Strasbourg, 09/04/2002 (Agence Europe) - C'est une première pour le Parlement européen, a déclaré d'emblée le Président Cox lors de la plénière de mardi après-midi à Strasbourg: un ministre de la Défense participe à un débat sur la politique de sécurité commune et de défense de l'UE. C'est le ministre espagnol Federico Trillo-Figueroa, qui, après avoir rappelé les antécedents et les principes qui gouvernent cette politique (notamment les principes de la subsidiarité, au sein de l'Union, et de la complémentarité, au sein de l'OTAN), a affirmé: "davantage d'Europe" veut dire aussi "davantage de sécurité et défense commune". Ceci est, pour lui, une nécessité existentielle (mais dans le respect des structures nationales existantes).
Quant aux objectifs de la Présidence espagnole, ils peuvent être ainsi synthétisés: (a) les objectifs opérationnels. Il s'agit en premier lieu de combler les lacunes qui entravent la mise en œuvre de la déclaration d'opérationnalité de Laeken: dix-sept groupes de travail s'en occupent actuellement.
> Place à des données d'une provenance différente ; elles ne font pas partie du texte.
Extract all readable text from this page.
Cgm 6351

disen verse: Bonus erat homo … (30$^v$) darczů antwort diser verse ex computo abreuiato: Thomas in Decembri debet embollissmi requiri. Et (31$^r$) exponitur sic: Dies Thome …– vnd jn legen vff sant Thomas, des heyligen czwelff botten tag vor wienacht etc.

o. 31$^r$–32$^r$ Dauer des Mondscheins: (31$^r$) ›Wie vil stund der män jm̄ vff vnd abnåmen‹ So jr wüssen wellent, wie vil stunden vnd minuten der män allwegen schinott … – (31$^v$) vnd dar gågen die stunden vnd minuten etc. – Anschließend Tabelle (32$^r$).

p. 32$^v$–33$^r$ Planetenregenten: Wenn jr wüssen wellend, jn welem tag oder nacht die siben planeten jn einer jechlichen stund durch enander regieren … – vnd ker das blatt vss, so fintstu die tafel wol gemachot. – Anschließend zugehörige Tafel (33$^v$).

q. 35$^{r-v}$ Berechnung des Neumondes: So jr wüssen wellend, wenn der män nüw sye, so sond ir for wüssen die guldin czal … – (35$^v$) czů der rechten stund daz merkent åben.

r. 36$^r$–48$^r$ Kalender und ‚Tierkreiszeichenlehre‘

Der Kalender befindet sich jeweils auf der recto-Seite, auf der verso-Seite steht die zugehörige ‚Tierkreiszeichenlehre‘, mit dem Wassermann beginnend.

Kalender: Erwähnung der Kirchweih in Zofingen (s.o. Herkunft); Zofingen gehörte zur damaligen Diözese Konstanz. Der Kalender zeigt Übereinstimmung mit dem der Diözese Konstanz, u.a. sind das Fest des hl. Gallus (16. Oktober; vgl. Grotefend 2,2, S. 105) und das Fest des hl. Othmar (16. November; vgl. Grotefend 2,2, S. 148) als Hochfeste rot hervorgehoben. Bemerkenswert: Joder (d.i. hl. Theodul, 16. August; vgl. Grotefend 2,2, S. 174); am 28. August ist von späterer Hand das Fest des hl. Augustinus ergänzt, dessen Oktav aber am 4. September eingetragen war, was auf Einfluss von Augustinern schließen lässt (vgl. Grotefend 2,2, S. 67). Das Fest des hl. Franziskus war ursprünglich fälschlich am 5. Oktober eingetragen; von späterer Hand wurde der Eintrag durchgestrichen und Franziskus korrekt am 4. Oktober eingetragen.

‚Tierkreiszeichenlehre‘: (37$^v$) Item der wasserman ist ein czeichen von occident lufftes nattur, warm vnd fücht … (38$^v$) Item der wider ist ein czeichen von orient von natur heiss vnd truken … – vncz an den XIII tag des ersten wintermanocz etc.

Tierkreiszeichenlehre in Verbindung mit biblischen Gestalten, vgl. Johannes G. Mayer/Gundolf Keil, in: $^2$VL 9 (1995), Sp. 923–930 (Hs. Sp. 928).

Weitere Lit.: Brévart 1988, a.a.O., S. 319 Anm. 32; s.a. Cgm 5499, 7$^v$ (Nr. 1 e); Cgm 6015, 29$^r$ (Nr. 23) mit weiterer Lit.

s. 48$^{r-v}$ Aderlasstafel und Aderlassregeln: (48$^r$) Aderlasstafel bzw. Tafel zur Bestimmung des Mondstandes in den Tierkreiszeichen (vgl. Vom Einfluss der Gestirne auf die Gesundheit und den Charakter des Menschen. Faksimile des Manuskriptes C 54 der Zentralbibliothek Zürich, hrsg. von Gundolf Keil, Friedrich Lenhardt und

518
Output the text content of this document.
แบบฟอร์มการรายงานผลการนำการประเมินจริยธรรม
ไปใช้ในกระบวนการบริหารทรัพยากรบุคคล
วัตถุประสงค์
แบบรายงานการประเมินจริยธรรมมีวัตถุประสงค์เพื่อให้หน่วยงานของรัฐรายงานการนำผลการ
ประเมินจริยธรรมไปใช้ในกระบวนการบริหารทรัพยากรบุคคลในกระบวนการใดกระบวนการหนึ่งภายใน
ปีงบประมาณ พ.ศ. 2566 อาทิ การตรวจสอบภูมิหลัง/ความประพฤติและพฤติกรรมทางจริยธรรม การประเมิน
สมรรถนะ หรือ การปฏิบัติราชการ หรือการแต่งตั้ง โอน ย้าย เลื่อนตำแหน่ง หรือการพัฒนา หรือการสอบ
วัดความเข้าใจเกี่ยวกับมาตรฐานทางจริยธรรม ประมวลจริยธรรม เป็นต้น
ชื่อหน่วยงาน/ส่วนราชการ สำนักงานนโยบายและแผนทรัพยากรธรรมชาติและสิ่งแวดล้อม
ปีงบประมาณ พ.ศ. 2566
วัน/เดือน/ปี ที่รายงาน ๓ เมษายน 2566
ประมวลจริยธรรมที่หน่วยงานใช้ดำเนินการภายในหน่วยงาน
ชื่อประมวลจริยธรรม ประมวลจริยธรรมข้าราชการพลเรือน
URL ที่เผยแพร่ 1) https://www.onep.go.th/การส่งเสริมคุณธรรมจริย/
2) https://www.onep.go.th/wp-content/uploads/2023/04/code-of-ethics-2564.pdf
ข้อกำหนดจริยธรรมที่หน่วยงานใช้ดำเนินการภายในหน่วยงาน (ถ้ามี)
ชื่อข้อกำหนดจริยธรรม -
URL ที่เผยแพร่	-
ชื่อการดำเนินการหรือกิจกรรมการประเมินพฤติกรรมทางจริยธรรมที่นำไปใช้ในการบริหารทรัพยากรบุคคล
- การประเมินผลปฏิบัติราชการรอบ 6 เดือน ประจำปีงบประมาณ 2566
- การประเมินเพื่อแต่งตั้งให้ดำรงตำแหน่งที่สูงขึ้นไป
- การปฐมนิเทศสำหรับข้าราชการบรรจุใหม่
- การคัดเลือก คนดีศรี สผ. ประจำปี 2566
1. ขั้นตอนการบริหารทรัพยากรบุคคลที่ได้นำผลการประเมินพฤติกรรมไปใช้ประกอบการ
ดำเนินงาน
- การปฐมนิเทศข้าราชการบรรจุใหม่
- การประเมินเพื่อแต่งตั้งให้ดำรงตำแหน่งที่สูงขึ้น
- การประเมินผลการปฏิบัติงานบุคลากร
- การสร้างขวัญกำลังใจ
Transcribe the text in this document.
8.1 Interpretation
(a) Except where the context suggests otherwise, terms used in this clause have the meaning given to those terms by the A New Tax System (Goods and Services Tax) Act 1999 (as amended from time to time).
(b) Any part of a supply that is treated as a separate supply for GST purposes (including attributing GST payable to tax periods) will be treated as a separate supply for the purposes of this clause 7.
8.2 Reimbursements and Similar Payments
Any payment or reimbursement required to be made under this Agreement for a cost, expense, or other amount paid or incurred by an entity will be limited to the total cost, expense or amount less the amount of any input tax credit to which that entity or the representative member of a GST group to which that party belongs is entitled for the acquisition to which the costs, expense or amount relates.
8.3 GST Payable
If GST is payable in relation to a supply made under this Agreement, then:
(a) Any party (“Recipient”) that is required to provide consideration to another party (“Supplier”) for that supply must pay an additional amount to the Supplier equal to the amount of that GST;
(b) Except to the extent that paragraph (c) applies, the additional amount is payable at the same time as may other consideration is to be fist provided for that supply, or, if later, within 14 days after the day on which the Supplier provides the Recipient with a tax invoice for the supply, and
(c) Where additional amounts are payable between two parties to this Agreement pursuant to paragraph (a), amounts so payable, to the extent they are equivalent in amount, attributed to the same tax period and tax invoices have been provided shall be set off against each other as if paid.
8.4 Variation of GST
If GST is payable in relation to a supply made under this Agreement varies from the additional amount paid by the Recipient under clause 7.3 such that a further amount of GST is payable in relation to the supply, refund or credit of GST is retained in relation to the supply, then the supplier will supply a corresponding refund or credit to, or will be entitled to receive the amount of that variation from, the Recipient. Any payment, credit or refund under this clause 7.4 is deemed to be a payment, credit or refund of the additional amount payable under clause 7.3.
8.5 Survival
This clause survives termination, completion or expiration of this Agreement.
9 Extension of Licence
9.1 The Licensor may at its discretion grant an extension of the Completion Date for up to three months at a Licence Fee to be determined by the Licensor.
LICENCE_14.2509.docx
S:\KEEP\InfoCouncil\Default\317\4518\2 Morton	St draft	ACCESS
Quant à la transparence par rapport à l'Alliance atlantique, des rencontres ont eu lieu avec les experts de l'OTAN, a rappelé M. Trillo. En matière de prévention et gestion des crises, il faut dire clairement que des solutions au cas par cas ne suffisent pas, a-t-il ajouté; (b) les objectifs institutionnels. Faut-il formaliser un Conseil de la défense? Il ne s'agit pas de supplanter le Conseil Affaires générales, mais de "faire notre travail", a dit M.Trillo, en saluant l'initiative de tenir une première réunion de ce genre, sous l'égide du Conseil Affaires générales, en mai à Bruxelles; (c) la création d'une véritable industrie européenne des armements. Cette industrie doit être au service de la PESD, et pas le contraire, et doit répondre aux principes d'une coopération de volontaire et de la transparence; (d) la sensibilisation de l'opinion publique à l'importance de missions de prévention des crises et de la lutte contre le terrorisme. Après le ll septembre, a conclu M.Trillo, il est de plus en plus important de savoir quel est le droit qui s'applique dans les situations de crise, notamment en ce qui concerne les droits de l'homme. En outre, il faut que l'Union en tant que telle ait la capacité de se défendre contre des armes de destruction massive ou des armes chimiques et biologiques.
La sécurité et la défense ne sont pas une affaire intergouvernementale, mais une "affaire hybride", a affirmé le président de la commission des affaires étrangères, Elmar Brok (CDU): si l'Union est en mesure d'avoir une monnaie commune, pourquoi ne pourrait-elle avoir une défense commune? Et aussi une politique commune des armements, en mettant fin à de trop grandes disparités de développement industriel. Et la Commission européenne, dans tout ça? Elle n'a pas un rôle direct dans les aspects militaires de la politique de sécurité, mais elle est étroitement impliquée dans cette politique dans son ensemble, a rappelé Chris Patten, en ajoutant: et c'est ainsi que doivent être les choses. D'autre part, la Commission est prête à utiliser le potentiel du traité pour créer une industrie des armements forte et viable (M. Patten s'est félicité de l'initiative "Star 21", à laquelle participent aussi deux membres du Parlement européen, M.von Wogau et M.Westendorp). M. Patten conclut: il faut améliorer la capacité d'intervention de l'Union en cas de crise, mais sans créer des structures parallèles, et sans oublier qu'on navigue ici dans des eaux très périlleuses. Le président Bush vient de demander une augmentation de l4 % du budget de la défense: quel membre du Parlement européen pense-t-il qu'il pourrait être élu en demandant quelque chose de semblable ? Le général Morillon (EUROPE reviendra sur son intervention) a répliqué: personnellement, je demanderais que des crédits plus importants soient consacrés à la défense.
Le Commissaire Erkki Liikanen a fait le point sur le plan d'action pour l'élaboration d'une politique européenne d'armement: des progrès sont constatés en ce qui concerne onze - sur quatorze - actions, et une révision et mise à jour du plan est prévue. La Commission fera rapport en juillet.